Note: if you want to crawl the price of e-books, some books do not have e-book prices, so there will be wrong lines when crawled out, so be sure to extract the url of the book page and recursively crawl the details page for null value processing to avoid wrong lines.

(3) Save crawl information into database

Here we will crawl information into the database, we need to connect to the database and establish database tables to facilitate subsequent storage. The data connection and table establishment codes are as follows:

Db= pymysql.connect (host='localhost', user='root', passwd=' Library password', db=' Library name: Learn_data', port=3306, charset='utf8') print ("Database connection") cursor = db.cursor () cursor.execute ("DROP TABLE IF EXISTS Learn_data.dangdangweb_info_detail") sql = "" CREATE TABLE IF not EXISTS Learn_data.dangdangweb_info_detail (id int auto_increment primary key, Class CHAR, IDD CHAR, title CHAR) Price CHAR, source_price CHAR, discount CHAR, author CHAR, publish_time CHAR, publish CHAR, comment CHAR, dian_price CHAR) DEFAULT CHARSET=utf8 "" cursor.execute (sql)
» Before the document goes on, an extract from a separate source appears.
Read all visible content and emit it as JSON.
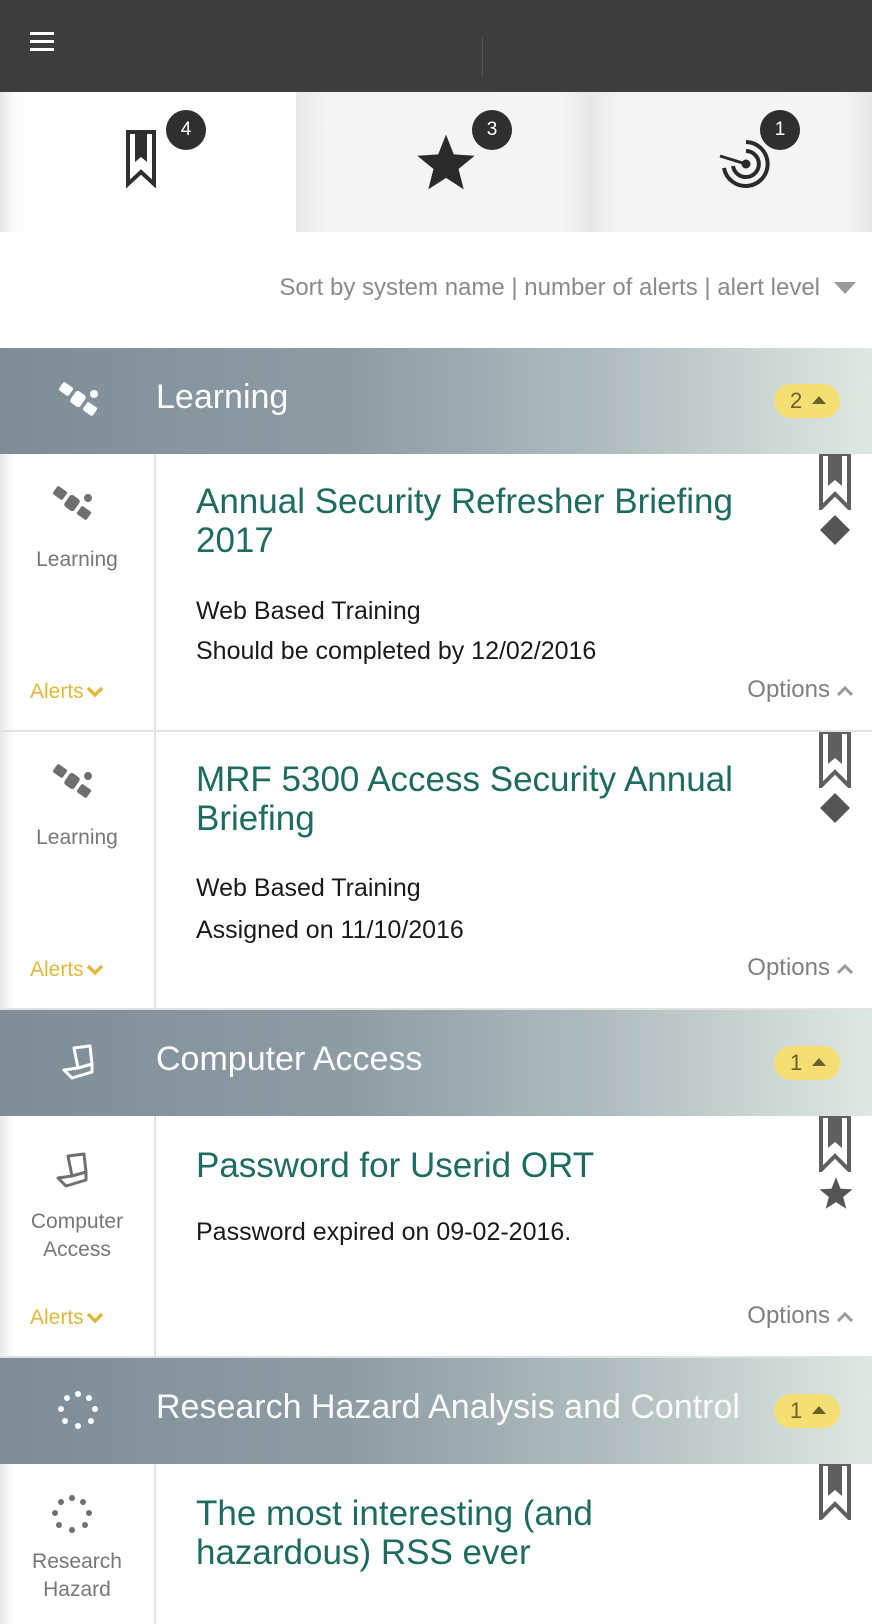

The crawled data is stored in the table as follows: cursor.execute ("insert into dangdangweb_info_detail (Class,IDD,title,price,source_price,discount,author,publish_time,publish,comment,dian_price)", "values (% sforce% s,% s), (str (Class), str (IDD), str (title), str (price)). Str (source_price), str (discount), str (author), str (publish_time), str (publish), str (comment), str (dian_ print [0])
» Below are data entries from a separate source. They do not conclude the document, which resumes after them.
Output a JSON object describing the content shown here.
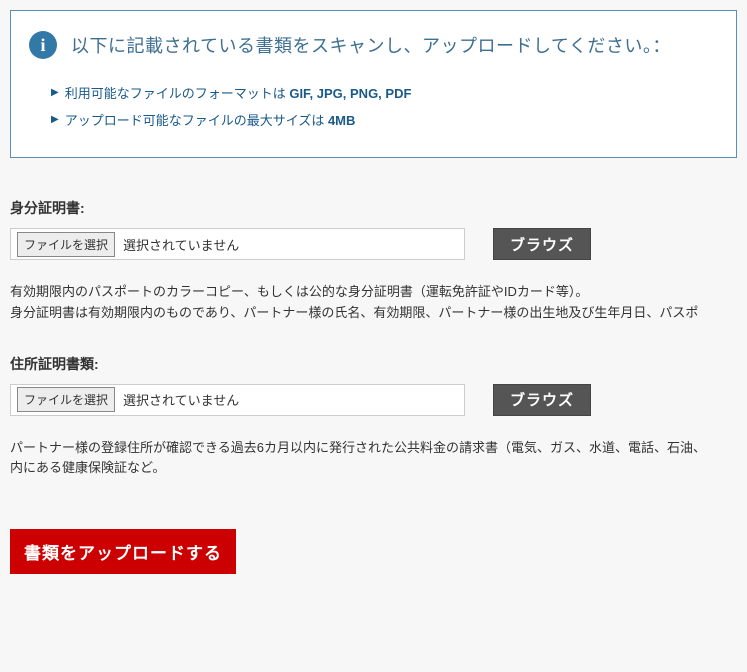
{
  "info": {
    "icon_glyph": "i",
    "title": "以下に記載されている書類をスキャンし、アップロードしてください。：",
    "items": [
      {
        "prefix": "利用可能なファイルのフォーマットは ",
        "bold": "GIF, JPG, PNG, PDF"
      },
      {
        "prefix": "アップロード可能なファイルの最大サイズは ",
        "bold": "4MB"
      }
    ]
  },
  "sections": {
    "id": {
      "label": "身分証明書:",
      "choose_label": "ファイルを選択",
      "status": "選択されていません",
      "browse": "ブラウズ",
      "desc_line1": "有効期限内のパスポートのカラーコピー、もしくは公的な身分証明書（運転免許証やIDカード等）。",
      "desc_line2": "身分証明書は有効期限内のものであり、パートナー様の氏名、有効期限、パートナー様の出生地及び生年月日、パスポ"
    },
    "address": {
      "label": "住所証明書類:",
      "choose_label": "ファイルを選択",
      "status": "選択されていません",
      "browse": "ブラウズ",
      "desc_line1": "パートナー様の登録住所が確認できる過去6カ月以内に発行された公共料金の請求書（電気、ガス、水道、電話、石油、",
      "desc_line2": "内にある健康保険証など。"
    }
  },
  "upload_button": "書類をアップロードする"
}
Finally, you must use: db.commit () to close the database, otherwise the data will not be stored correctly in the table.

3. Crawl result

Finally, we can crawl normally by integrating the above code. The screenshot of the stored result is as follows:

The above is all the contents of the article "how to use python to crawl all data analysis books and information on Dangdang". Thank you for reading! I believe we all have a certain understanding, hope to share the content to help you, if you want to learn more knowledge, welcome to follow the industry information channel!

Welcome to subscribe "Shulou Technology Information " to get latest news, interesting things and hot topics in the IT industry, and controls the hottest and latest Internet news, technology news and IT industry trends.

*The comments in the above article only represent the author's personal views and do not represent the views and positions of this website. If you have more insights, please feel free to contribute and share.